Chief Economic Advisor Larry Kudlow
“The president is right,” Trump economic adviser Larry Kudlow confidently proclaimed on Fox News in February.
“The cure can’t be worse than the disease, and we’re going to have to make some difficult trade-offs” to reopen the economy.
He couldn’t have been more wrong.
Kudlow insisted in late February that the nation had “contained” the virus “pretty close to airtight,” before being forced in May to walk-back his statement with another false statement.
The virus “spread exponentially in ways that virtually no one could have predicted,” he claimed.
Of course, the dangers of a pandemic were well-known, and scientists as well as the Bush and Obama administrations had been warning about the threat of a rogue virus for nearly two decades.
In another misleading statement, Kudlow claimed in June the coronavirus pandemic was like a hurricane– devastating but finite that wouldn’t leave a lasting economic mark.
When Trump began to push to reopen the economy, Kudlow fell into line arguing the government needed to stop providing a $600-a-week boost in unemployment benefits to force people back to work.

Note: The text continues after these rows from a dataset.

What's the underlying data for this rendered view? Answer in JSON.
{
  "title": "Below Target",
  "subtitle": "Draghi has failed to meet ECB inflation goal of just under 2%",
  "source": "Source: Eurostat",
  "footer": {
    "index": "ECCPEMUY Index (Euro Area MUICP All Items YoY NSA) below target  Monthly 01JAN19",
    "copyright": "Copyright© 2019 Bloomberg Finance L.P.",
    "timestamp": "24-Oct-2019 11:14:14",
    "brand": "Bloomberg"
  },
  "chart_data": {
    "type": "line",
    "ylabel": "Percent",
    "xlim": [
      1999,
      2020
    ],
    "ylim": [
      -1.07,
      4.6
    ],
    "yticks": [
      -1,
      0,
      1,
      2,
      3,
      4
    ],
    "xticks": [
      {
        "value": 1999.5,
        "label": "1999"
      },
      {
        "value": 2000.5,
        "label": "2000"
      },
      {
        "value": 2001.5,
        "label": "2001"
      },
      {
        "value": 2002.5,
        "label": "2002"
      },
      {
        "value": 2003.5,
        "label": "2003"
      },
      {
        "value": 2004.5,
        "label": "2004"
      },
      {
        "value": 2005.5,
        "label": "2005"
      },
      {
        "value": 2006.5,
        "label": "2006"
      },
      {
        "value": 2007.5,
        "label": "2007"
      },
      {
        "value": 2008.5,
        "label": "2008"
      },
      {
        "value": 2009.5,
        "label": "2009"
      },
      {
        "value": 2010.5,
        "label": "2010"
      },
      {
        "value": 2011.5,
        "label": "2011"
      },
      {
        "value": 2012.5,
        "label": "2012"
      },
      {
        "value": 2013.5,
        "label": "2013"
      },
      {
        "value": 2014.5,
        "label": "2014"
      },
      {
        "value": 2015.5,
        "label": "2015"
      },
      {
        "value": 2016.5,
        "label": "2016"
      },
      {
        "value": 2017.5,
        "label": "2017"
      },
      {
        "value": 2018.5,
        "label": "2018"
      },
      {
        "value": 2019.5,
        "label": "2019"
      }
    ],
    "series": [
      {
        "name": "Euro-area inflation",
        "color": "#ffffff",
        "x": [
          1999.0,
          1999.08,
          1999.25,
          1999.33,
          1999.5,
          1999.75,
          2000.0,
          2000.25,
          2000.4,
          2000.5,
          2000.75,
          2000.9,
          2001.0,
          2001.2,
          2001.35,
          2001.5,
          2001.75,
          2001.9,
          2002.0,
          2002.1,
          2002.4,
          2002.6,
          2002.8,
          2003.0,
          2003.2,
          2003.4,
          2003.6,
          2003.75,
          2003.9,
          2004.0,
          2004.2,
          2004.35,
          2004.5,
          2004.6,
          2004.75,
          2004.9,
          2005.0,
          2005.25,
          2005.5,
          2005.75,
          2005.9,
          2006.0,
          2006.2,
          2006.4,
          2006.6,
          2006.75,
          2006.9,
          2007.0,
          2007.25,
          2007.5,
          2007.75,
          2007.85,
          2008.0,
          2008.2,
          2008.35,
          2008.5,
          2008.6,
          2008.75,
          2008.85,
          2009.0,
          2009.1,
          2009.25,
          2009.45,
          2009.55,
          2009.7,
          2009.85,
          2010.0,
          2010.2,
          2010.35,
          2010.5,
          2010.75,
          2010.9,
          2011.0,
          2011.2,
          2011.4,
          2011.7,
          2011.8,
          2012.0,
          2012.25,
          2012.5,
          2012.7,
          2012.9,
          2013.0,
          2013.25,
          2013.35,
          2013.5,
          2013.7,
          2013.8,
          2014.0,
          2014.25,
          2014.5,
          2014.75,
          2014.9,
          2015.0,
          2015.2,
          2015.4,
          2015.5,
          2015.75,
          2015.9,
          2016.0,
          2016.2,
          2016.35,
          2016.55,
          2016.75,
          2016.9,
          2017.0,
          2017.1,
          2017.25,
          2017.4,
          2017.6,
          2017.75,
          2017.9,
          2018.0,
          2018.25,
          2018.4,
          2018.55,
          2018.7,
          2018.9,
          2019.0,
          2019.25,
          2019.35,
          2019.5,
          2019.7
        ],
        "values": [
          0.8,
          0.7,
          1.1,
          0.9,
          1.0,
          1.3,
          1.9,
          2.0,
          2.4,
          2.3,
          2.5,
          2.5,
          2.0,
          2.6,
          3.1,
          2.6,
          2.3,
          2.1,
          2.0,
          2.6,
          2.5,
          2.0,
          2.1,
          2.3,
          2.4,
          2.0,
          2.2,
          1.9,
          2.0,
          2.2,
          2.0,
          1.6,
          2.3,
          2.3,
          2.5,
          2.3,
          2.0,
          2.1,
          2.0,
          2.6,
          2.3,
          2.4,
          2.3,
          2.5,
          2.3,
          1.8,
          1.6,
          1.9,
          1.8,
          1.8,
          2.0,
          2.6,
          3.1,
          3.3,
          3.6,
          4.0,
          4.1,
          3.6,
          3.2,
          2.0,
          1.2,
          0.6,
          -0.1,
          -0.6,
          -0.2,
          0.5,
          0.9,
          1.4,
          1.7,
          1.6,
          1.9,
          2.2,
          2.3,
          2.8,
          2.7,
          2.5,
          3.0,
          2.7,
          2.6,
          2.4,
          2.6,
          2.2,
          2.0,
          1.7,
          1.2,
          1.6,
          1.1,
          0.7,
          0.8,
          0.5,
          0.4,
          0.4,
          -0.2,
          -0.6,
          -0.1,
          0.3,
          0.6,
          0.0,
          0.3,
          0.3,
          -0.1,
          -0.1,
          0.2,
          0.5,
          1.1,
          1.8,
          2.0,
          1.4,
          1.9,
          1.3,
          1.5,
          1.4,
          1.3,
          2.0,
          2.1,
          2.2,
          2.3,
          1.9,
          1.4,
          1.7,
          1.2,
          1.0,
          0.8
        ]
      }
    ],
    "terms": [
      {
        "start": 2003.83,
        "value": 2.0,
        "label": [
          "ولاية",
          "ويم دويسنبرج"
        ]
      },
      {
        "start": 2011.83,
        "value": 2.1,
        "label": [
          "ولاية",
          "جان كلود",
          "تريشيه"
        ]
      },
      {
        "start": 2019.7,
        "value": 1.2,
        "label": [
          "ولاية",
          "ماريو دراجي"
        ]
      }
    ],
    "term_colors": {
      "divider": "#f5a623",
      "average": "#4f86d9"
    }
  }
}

He trumpeted the fiction that people would refuse to go back to work as long as they were capable of living off of unemployment insurance.
Kudlow, in June, also dismissed reports of a surge in cases even as 29 states reported an increase in the seven-day average of new confirmed cases in such Republican-led states as Arizona, Florida, Georgia, Texas and South Carolina.
“There is no second wave coming,” he told CNBC. “I really think it’s a pretty good situation.”